He starts with a couple of ideas that set the stage for everything else:
observable systems: quality of a system that refers to whether and how an operator is able to determine what is happening inside it by way of looking at visible outputs, and
observability: tools and practices related to observable systems
How easy is it for an operator to ask questions about what’s happening in a running system and find answers? Is an operator restricted in the sorts of things they can ask about? By how much?
Pillars of a metric system: metrics, logs, traces
Structured logs are great, metrics stored in timeseries databases are also great. :)
Traces seemed like the new kid on the block to me. More important in architectures where control shifts between different processes. Expensive to put in place.

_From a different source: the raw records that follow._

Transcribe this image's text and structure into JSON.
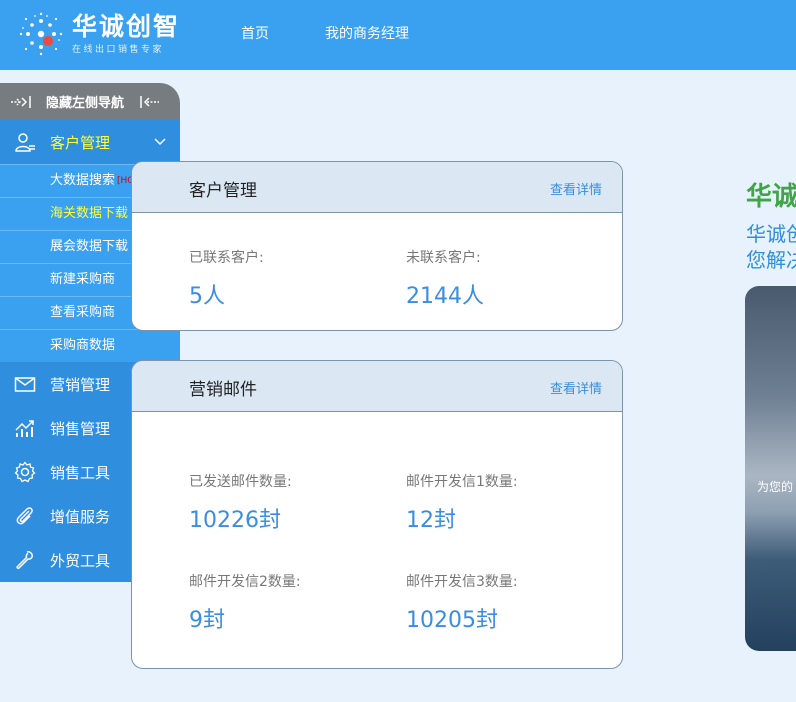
{
  "header": {
    "logo_title": "华诚创智",
    "logo_subtitle": "在线出口销售专家",
    "nav": [
      {
        "label": "首页"
      },
      {
        "label": "我的商务经理"
      }
    ]
  },
  "sidebar": {
    "hide_label": "隐藏左侧导航",
    "customer_mgmt": {
      "label": "客户管理",
      "icon": "user-list-icon",
      "expanded": true,
      "sub_items": [
        {
          "label": "大数据搜索",
          "badge": "[HOT]"
        },
        {
          "label": "海关数据下载",
          "selected": true
        },
        {
          "label": "展会数据下载"
        },
        {
          "label": "新建采购商"
        },
        {
          "label": "查看采购商"
        },
        {
          "label": "采购商数据"
        }
      ]
    },
    "menus": [
      {
        "label": "营销管理",
        "icon": "envelope-icon"
      },
      {
        "label": "销售管理",
        "icon": "chart-trend-icon"
      },
      {
        "label": "销售工具",
        "icon": "gear-icon"
      },
      {
        "label": "增值服务",
        "icon": "paperclip-icon"
      },
      {
        "label": "外贸工具",
        "icon": "wrench-icon"
      }
    ]
  },
  "cards": {
    "customer": {
      "title": "客户管理",
      "link": "查看详情",
      "stats": [
        {
          "label": "已联系客户:",
          "value": "5人"
        },
        {
          "label": "未联系客户:",
          "value": "2144人"
        }
      ]
    },
    "email": {
      "title": "营销邮件",
      "link": "查看详情",
      "stats": [
        {
          "label": "已发送邮件数量:",
          "value": "10226封"
        },
        {
          "label": "邮件开发信1数量:",
          "value": "12封"
        },
        {
          "label": "邮件开发信2数量:",
          "value": "9封"
        },
        {
          "label": "邮件开发信3数量:",
          "value": "10205封"
        }
      ]
    }
  },
  "right_panel": {
    "title": "华诚",
    "line1": "华诚创",
    "line2": "您解决",
    "banner_text": "为您的"
  },
  "colors": {
    "topbar": "#3aa0f0",
    "sidebar_main": "#2f8fde",
    "highlight_text": "#ffff33",
    "value_blue": "#3a8ddf",
    "green": "#41a548"
  }
}
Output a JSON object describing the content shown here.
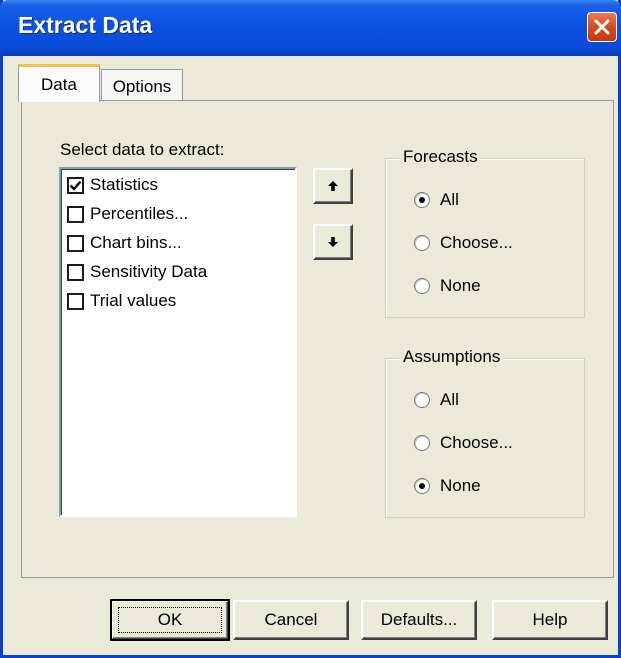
{
  "window": {
    "title": "Extract Data"
  },
  "tabs": [
    {
      "label": "Data",
      "active": true
    },
    {
      "label": "Options",
      "active": false
    }
  ],
  "select_data": {
    "heading": "Select data to extract:",
    "items": [
      {
        "label": "Statistics",
        "checked": true
      },
      {
        "label": "Percentiles...",
        "checked": false
      },
      {
        "label": "Chart bins...",
        "checked": false
      },
      {
        "label": "Sensitivity Data",
        "checked": false
      },
      {
        "label": "Trial values",
        "checked": false
      }
    ]
  },
  "move_buttons": {
    "up_icon": "arrow-up-icon",
    "down_icon": "arrow-down-icon"
  },
  "forecasts": {
    "title": "Forecasts",
    "options": [
      {
        "label": "All",
        "selected": true
      },
      {
        "label": "Choose...",
        "selected": false
      },
      {
        "label": "None",
        "selected": false
      }
    ]
  },
  "assumptions": {
    "title": "Assumptions",
    "options": [
      {
        "label": "All",
        "selected": false
      },
      {
        "label": "Choose...",
        "selected": false
      },
      {
        "label": "None",
        "selected": true
      }
    ]
  },
  "buttons": {
    "ok": "OK",
    "cancel": "Cancel",
    "defaults": "Defaults...",
    "help": "Help"
  },
  "colors": {
    "titlebar": "#0c52e3",
    "dialog_bg": "#ece9d8",
    "close": "#d74a22"
  }
}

The whole system needs awareness on some level of this capability. A “Correlation id” header that is forwarded along with every request is needed. Can be injected at the edge.
Start with kpis: What is it a business does? (Make shows, books, etc) Count those and make visible. How many shows / whatever are you actually selling in a day? This is what will actually sink you when it dips.
Include things your customer cares about. Latency, and errors certainly. Others?
Slis, slos are tools you can use to help think about these things.
RED: Metrics that every startup cares about. Rates (volume), errors, and duration.
USE (Brendan Gregg): Utilization, saturation, errors of underlying hosts. These often correlate with events identified by RED metrics.
Not too many. Don’t go crazy here. They let you see a bunch of different related metrics together in one place but often there are many and nobody knows which to look at or why most of them exist.
Good hygeine here is kinda important. Relates to oncall events, operator burnout / energy / mental state.
Everything page a human receives should be of high quality …
- Context heavy
- Symptoms not causes
- Evaluated regularly (Is this thing doing what I want?)